Chapter 2 Review of Linear Models
General Linear Model (GLM): suppose \(y = X\beta + \epsilon\) with \(E(\epsilon) = 0\)
- distribution of \(y\) is left unspecified
- \(E(y) \in \mathcal{C}(X)\)
Ordinary Least Squares Estimator (OLSE): \(\hat y = P_X X = X(X'X)^-X'y\)
Orthogonal projection matrix \(P_X\):
- \(P_X\) is symmetric, idempotent,
- \(P_XX = X\) and \(X'P_X = P_X\)
- \(rank(X)= rank(P_X) = tr(P_X)\)
- other properties:
- \(X'XA = X'XB \Leftrightarrow XA = XB\)
- \(\forall (X'X)^- \Rightarrow X(X'X)^-X'X = X\), \(X'X(X'X)^-X' = X'\)
- \(A' = A\), \(AGA = A \Rightarrow\) \(AG'A = A\)
Estimable: if \(C\) is any \(q\times p\) matrix, the linear function of \(\beta\) given by \(C\beta\) is estimable if and only if \(C = AX\) for some matrix \(q\times n\) matrix A
- OLSE of an estimable linear function \(C\beta\) is \(C(X'X)^-X'y\)
Normal equation: \(X'Xb = X'y\)
- The OLSE of estimable \(C\beta\) is \(C\hat\beta\) where \(\hat\beta\) is any solution for \(b\) in the normal equations
- \(\hat\beta = (X'X)^-X'y\) is always a solution to the Normal Equations for any \((X'X)^-\)
- if \(C\beta\) is estimable, then \(C\hat\beta\) is the same for all solution \(\hat\beta\) to the Normal equations and \(C\hat\beta = AP_Xy\) where \(C = AX\)

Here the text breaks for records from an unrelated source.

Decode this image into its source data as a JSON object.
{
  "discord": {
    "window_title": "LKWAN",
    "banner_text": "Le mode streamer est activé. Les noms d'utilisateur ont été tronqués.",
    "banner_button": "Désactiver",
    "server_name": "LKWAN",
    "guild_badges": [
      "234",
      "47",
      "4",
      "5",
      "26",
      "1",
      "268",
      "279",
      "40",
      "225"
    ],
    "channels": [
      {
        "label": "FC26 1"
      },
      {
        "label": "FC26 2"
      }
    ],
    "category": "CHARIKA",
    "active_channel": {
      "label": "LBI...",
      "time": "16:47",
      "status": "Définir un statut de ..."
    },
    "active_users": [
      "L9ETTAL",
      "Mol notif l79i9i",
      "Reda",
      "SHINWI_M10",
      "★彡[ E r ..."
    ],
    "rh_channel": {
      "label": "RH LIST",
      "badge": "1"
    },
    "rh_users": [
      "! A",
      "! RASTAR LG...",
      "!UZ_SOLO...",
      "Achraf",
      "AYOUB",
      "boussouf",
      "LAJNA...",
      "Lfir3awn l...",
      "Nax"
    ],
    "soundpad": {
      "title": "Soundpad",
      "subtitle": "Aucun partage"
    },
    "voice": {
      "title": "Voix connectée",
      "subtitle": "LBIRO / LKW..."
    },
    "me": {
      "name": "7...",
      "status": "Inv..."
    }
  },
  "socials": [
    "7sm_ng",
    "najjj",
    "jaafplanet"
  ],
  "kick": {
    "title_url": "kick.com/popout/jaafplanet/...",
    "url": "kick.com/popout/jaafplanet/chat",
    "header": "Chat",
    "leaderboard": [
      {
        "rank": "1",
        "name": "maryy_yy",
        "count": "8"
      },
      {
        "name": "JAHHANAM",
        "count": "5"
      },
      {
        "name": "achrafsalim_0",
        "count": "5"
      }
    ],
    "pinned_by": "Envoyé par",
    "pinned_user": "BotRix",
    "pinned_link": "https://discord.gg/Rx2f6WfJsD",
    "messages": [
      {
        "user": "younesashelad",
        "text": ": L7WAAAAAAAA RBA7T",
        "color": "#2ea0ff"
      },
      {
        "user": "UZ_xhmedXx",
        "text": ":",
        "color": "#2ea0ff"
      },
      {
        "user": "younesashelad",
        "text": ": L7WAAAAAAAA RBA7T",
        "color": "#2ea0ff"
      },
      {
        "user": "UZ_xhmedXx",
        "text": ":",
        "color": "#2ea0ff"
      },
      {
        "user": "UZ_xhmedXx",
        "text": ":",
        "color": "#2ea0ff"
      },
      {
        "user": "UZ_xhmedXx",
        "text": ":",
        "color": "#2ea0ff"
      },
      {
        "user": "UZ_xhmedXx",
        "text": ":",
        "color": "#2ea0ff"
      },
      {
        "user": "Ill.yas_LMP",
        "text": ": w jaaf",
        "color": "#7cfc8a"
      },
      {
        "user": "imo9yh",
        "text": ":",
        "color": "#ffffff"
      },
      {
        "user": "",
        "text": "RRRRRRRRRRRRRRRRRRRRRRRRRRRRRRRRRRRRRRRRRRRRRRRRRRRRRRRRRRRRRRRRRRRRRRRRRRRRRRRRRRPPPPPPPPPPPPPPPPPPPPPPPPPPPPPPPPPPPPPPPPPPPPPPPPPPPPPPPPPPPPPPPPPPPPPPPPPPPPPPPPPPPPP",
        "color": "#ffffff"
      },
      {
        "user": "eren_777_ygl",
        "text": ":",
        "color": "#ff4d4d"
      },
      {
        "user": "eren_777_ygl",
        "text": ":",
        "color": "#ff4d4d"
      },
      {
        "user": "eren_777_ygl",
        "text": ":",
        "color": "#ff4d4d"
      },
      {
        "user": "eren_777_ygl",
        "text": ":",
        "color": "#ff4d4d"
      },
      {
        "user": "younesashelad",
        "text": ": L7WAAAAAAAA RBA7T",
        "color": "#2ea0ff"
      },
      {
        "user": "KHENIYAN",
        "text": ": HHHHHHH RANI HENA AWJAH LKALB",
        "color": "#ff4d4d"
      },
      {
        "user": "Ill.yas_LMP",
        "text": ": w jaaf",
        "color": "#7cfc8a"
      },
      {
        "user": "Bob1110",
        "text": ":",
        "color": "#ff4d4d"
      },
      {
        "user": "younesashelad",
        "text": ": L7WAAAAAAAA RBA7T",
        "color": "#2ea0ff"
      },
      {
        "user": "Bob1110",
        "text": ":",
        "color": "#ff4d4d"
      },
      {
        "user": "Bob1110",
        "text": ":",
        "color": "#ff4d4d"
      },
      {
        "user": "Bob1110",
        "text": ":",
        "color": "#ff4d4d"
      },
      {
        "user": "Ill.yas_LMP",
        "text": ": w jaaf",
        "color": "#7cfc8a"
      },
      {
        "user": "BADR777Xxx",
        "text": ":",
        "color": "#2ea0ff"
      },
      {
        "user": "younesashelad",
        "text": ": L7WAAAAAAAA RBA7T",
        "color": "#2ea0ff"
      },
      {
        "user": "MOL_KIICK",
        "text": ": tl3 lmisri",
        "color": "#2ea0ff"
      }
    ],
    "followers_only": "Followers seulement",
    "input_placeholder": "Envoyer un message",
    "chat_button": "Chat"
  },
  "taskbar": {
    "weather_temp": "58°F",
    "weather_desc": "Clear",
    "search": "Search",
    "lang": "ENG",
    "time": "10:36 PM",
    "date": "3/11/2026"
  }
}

Gauss-Markov Model(GMM): suppose \(y = X\beta + \epsilon\) with \(E(\epsilon) = 0\) and \(Var(\epsilon) = \sigma^2I\)
Gauss-Markov Theorem: the OLSE of an estimable function \(C\beta\) is the BLUE of \(C\beta\)
- an unbiased estimator of \(\sigma^2\) under GMM is given by \(\hat\sigma^2 = \frac{y'(I-P_X)y}{n-r}\)
Gauss-Markov Model with Normal Errors (GMMNE): suppose \(y=X\beta+\epsilon\) with \(\epsilon\sim N(0, \sigma^2I)\)
- GMMNE is useful for drawing statistical inferences regrading estimable \(C\beta\)
- assume: 1. GMMNE 2. \(C\beta\) is estimable 3. rand(C) = q and \(d\) is a known \(q\times 1\) vector. Then \(H_0: C\beta = d\) is a testable hypothesis
\(C\hat\beta\sim N(C\beta, \sigma^2C(X'X)^-C')\) and \(\hat\sigma^2\sim \frac{\sigma^2}{n-r}\chi_{n-r}^2\) are independent
The F test statistic \[ \begin{aligned} F & = (C\hat\beta-d)'[\widehat{Var}(C\hat\beta)]^{-1}(C\hat\beta - d)/q \\ & = \frac{(C\hat\beta-d)'[C(X'X)^-C']^{-1}(C\hat\beta-d)/q}{\hat\sigma^2} \\ & \sim F_{q, n-r}(\frac{(C\beta-d)'[C(X'X)^{-}C']^{-1}(C\beta-d)}{2\sigma^2}) \end{aligned} \] Under the null hypothesis \(H_0: C\beta = d\), the non-negative non-centrality parameter is 0.
The t test statistic \[ \begin{aligned} t &= \frac{c'\hat\beta-d}{\sqrt{\widehat{Var}(c'\beta)}} = \frac{c'\hat\beta-d}{\sqrt{\hat\sigma^2c'(X'X)^-c}} \\ & \sim t_{n-r}(\frac{c'\beta-d}{\sqrt{\sigma^2c'(X'X)^-c}}) \end{aligned} \] Under the null hypothesis \(H_0: C\beta = d\), the non-negative non-centrality parameter is 0.